After the conference, one delegate told BioInform that there were numerous problems with Claverie’s simplification of phylogeny.
“There are a lot of arguments about how you construct the phylogenic trees because it’s how you understand evolution,” said one attendee who asked for anonymity because of confidentiality concerns at her company. “But it’s not as easy an approach” as Claverie presented.
“What he was suggesting is he would do a selective representation for the tree … for huge amounts of samples, … but it’s impossible to do an alignment for 100,000 sequences,” said this person. “If he takes all the available sequence data that is available in all available organisms, it’s a very difficult thing to do. One must calculate the distance between every pair of sequence[s].”
There is also the question of competition, and the fact that there are other sites that offer multiple-alignment algorithms, including ClustalW or MUSCLE (multiple sequence comparison by log-expectation), which ”have been in use for years.”

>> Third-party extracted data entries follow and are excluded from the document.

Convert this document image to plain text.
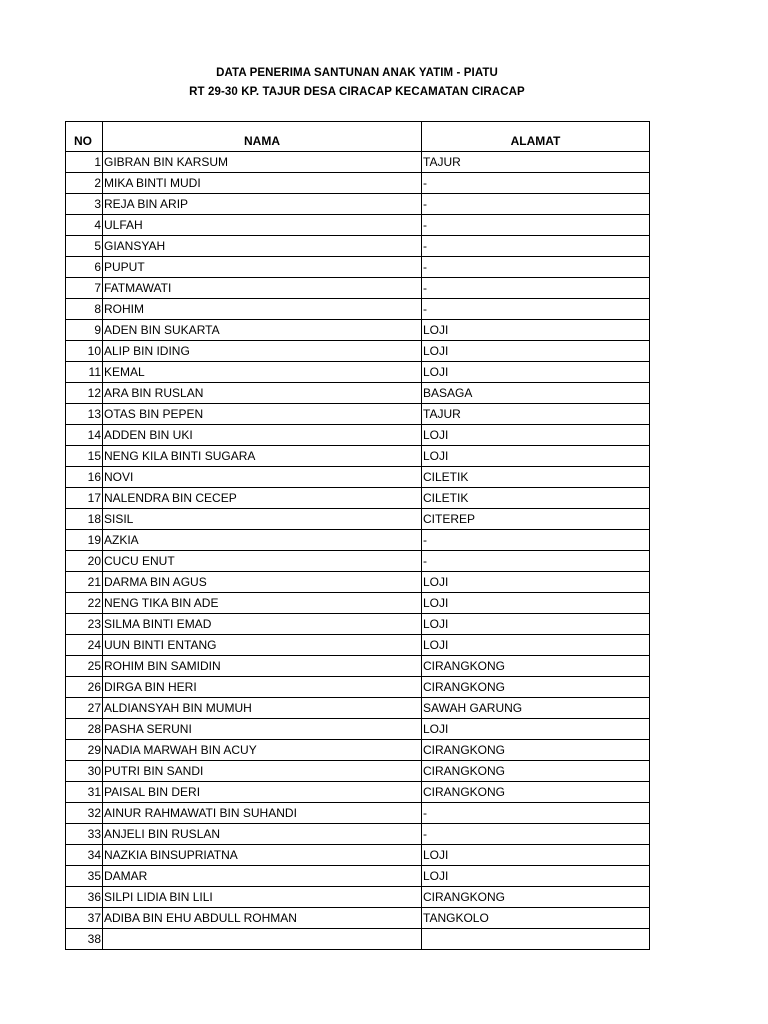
DATA PENERIMA SANTUNAN ANAK YATIM - PIATU
RT 29-30 KP. TAJUR DESA CIRACAP KECAMATAN CIRACAP
NO	NAMA	ALAMAT
1	GIBRAN BIN KARSUM	TAJUR
2	MIKA BINTI MUDI	-
3	REJA BIN ARIP	-
4	ULFAH	-
5	GIANSYAH	-
6	PUPUT	-
7	FATMAWATI	-
8	ROHIM	-
9	ADEN BIN SUKARTA	LOJI
10	ALIP BIN IDING	LOJI
11	KEMAL	LOJI
12	ARA BIN RUSLAN	BASAGA
13	OTAS BIN PEPEN	TAJUR
14	ADDEN BIN UKI	LOJI
15	NENG KILA BINTI SUGARA	LOJI
16	NOVI	CILETIK
17	NALENDRA BIN CECEP	CILETIK
18	SISIL	CITEREP
19	AZKIA	-
20	CUCU ENUT	-
21	DARMA BIN AGUS	LOJI
22	NENG TIKA BIN ADE	LOJI
23	SILMA BINTI EMAD	LOJI
24	UUN BINTI ENTANG	LOJI
25	ROHIM BIN SAMIDIN	CIRANGKONG
26	DIRGA BIN HERI	CIRANGKONG
27	ALDIANSYAH BIN MUMUH	SAWAH GARUNG
28	PASHA SERUNI	LOJI
29	NADIA MARWAH BIN ACUY	CIRANGKONG
30	PUTRI BIN SANDI	CIRANGKONG
31	PAISAL BIN DERI	CIRANGKONG
32	AINUR RAHMAWATI BIN SUHANDI	-
33	ANJELI BIN RUSLAN	-
34	NAZKIA BINSUPRIATNA	LOJI
35	DAMAR	LOJI
36	SILPI LIDIA BIN LILI	CIRANGKONG
37	ADIBA BIN EHU ABDULL ROHMAN	TANGKOLO
38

In an interview with BioInform, Claverie called the criticism “appalling,” noting that a scientific conference is designed to promote free speech.
Also discussing phylogenetics was Steven Salzburg of the University of Maryland Center for Bioinformatics and Computational Biology, at College Park. While Salzberg’s primary topic was genome organization in bacteria, he discussed how his work has included both transcription “terminators” and the study of overlapping genes via biological, rather than algorithmic, results.

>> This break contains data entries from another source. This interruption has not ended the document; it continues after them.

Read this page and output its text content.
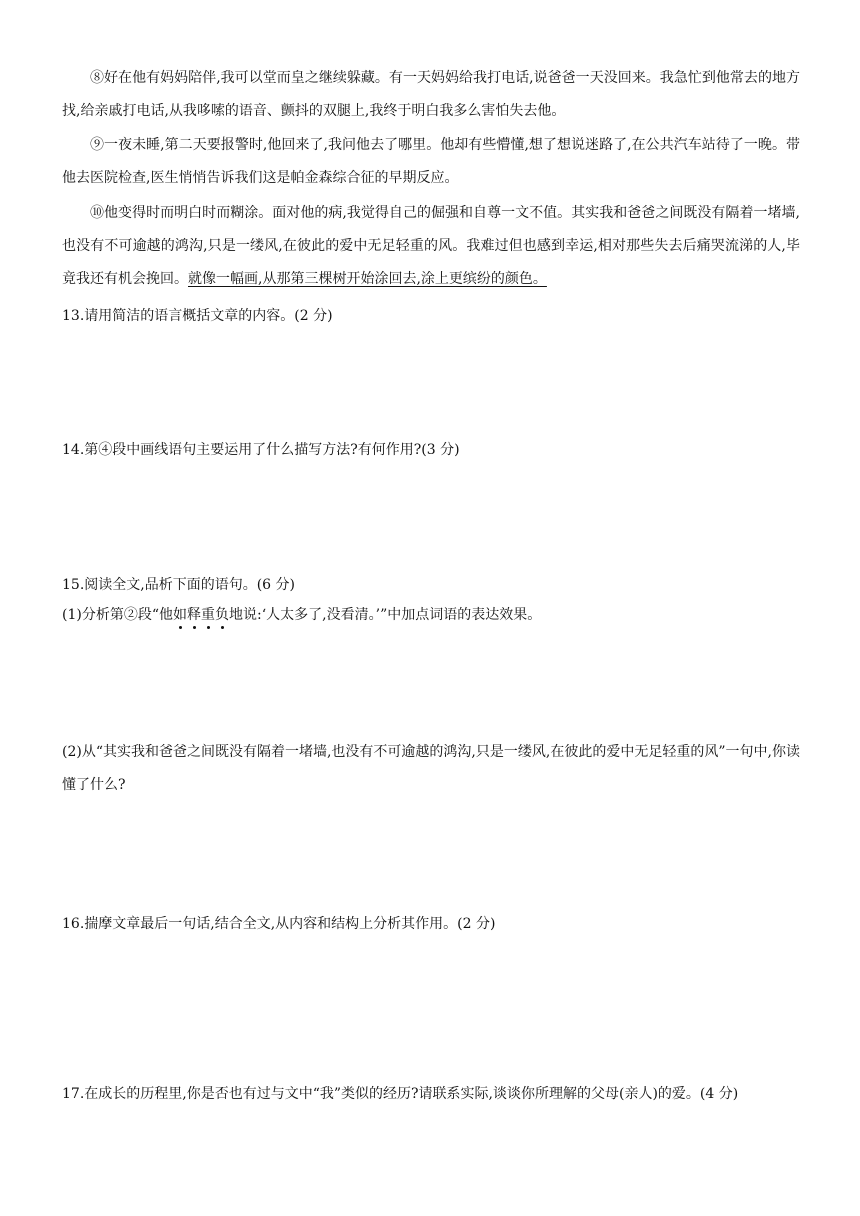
⑧好在他有妈妈陪伴,我可以堂而皇之继续躲藏。有一天妈妈给我打电话,说爸爸一天没回来。我急忙到他常去的地方找,给亲戚打电话,从我哆嗦的语音、颤抖的双腿上,我终于明白我多么害怕失去他。

⑨一夜未睡,第二天要报警时,他回来了,我问他去了哪里。他却有些懵懂,想了想说迷路了,在公共汽车站待了一晚。带他去医院检查,医生悄悄告诉我们这是帕金森综合征的早期反应。

⑩他变得时而明白时而糊涂。面对他的病,我觉得自己的倔强和自尊一文不值。其实我和爸爸之间既没有隔着一堵墙,也没有不可逾越的鸿沟,只是一缕风,在彼此的爱中无足轻重的风。我难过但也感到幸运,相对那些失去后痛哭流涕的人,毕竟我还有机会挽回。就像一幅画,从那第三棵树开始涂回去,涂上更缤纷的颜色。

13.请用简洁的语言概括文章的内容。(2 分)

14.第④段中画线语句主要运用了什么描写方法?有何作用?(3 分)

15.阅读全文,品析下面的语句。(6 分)

(1)分析第②段“他如释重负地说:‘人太多了,没看清。’”中加点词语的表达效果。

(2)从“其实我和爸爸之间既没有隔着一堵墙,也没有不可逾越的鸿沟,只是一缕风,在彼此的爱中无足轻重的风”一句中,你读懂了什么?

16.揣摩文章最后一句话,结合全文,从内容和结构上分析其作用。(2 分)

17.在成长的历程里,你是否也有过与文中“我”类似的经历?请联系实际,谈谈你所理解的父母(亲人)的爱。(4 分)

Discussing transcription, Salzburg said that when genes are transcribed together “very often they have related functions.”
When discussing what he called “the evolutionary dynamics of overlapping genes” he said that with a phylogenetic approach, he starts with a phylogenetic tree of prokaryotes to facilitate the study.
On a related topic, a team from the National Center for Biotechnology Information presented a poster on an evolutionary model of the regulatory ACT domain superfamily with inferences derived from CDTree, a software application.
CDTree, available for free here, is designed to help classify protein sequences; supplies a web-based service to permit user interaction with pre-defined protein domain hierarchies; and offers an integrated software environment to assimilate large amounts of data via a suite of analysis methods.